Autonomous Robotic Drilling System for Mice Cranial Window Creation
Enduo Zhao, Murilo M. Marinho, Kanako Harada
TL;DR
The paper tackles autonomous cranial window creation in mice by developing a multimodal robotic drilling system that combines image-based perception with force-driven predictions to handle skull variability. A trajectory planner using constrained splines and online plane fitting enables real-time, overshoot-robust drilling along a circular path, with execution-time updates from a drilling completion level vector c. The authors introduce a deep image-based network and an LSTM-RNN force model to estimate drilling completion, fusing cues to produce high-resolution, occlusion-tolerant planning data, and demonstrate substantial gains in eggshell drilling speed and safety, plus first postmortem mouse skull drilling results.

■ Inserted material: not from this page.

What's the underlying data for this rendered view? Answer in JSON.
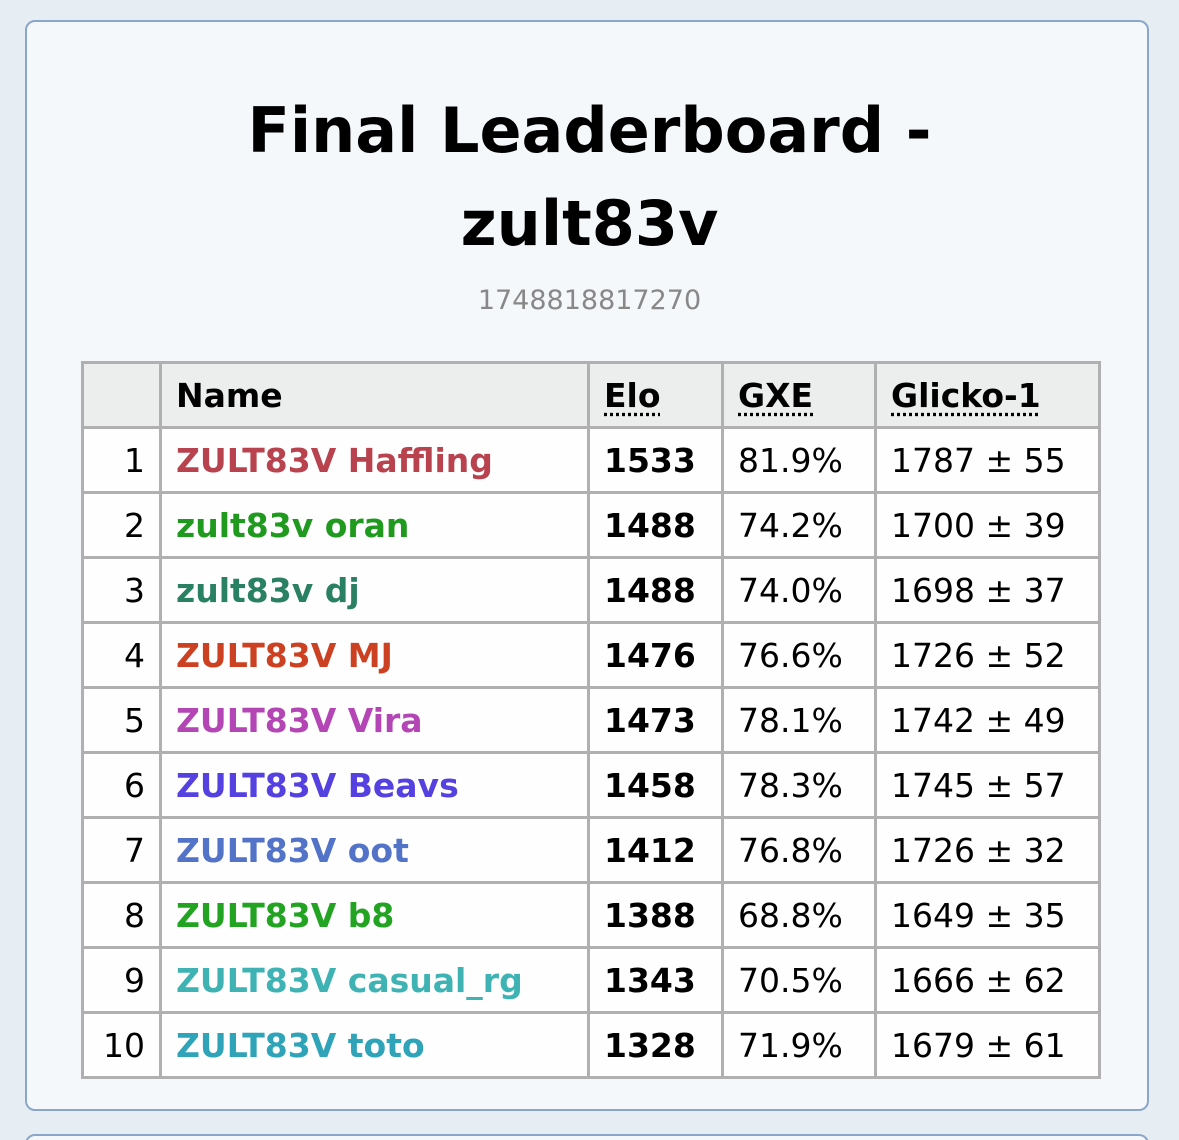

These contributions advance autonomous surgical robotics by providing a generalizable framework that operates without pre-operative data or specialized sensors, and have potential impact for rapid, repeatable cranial window creation in neuroscience research.
Abstract
Robotic assistance for experimental manipulation in the life sciences is expected to enable favorable outcomes, regardless of the skill of the scientist. Experimental specimens in the life sciences are subject to individual variability and hence require intricate algorithms for successful autonomous robotic control. As a use case, we are studying the cranial window creation in mice. This operation requires the removal of an 8-mm circular patch of the skull, which is approximately 300 um thick, but the shape and thickness of the mouse skull significantly varies depending on the strain of the mouse, sex, and age. In this work, we develop an autonomous robotic drilling system with no offline planning, consisting of a trajectory planner with execution-time feedback with drilling completion level recognition based on image and force information. In the experiments, we first evaluate the image-and-force-based drilling completion level recognition by comparing it with other state-of-the-art deep learning image processing methods and conduct an ablation study in eggshell drilling to evaluate the impact of each module on system performance. Finally, the system performance is further evaluated in postmortem mice, achieving a success rate of 70% (14/20 trials) with an average drilling time of 9.3 min.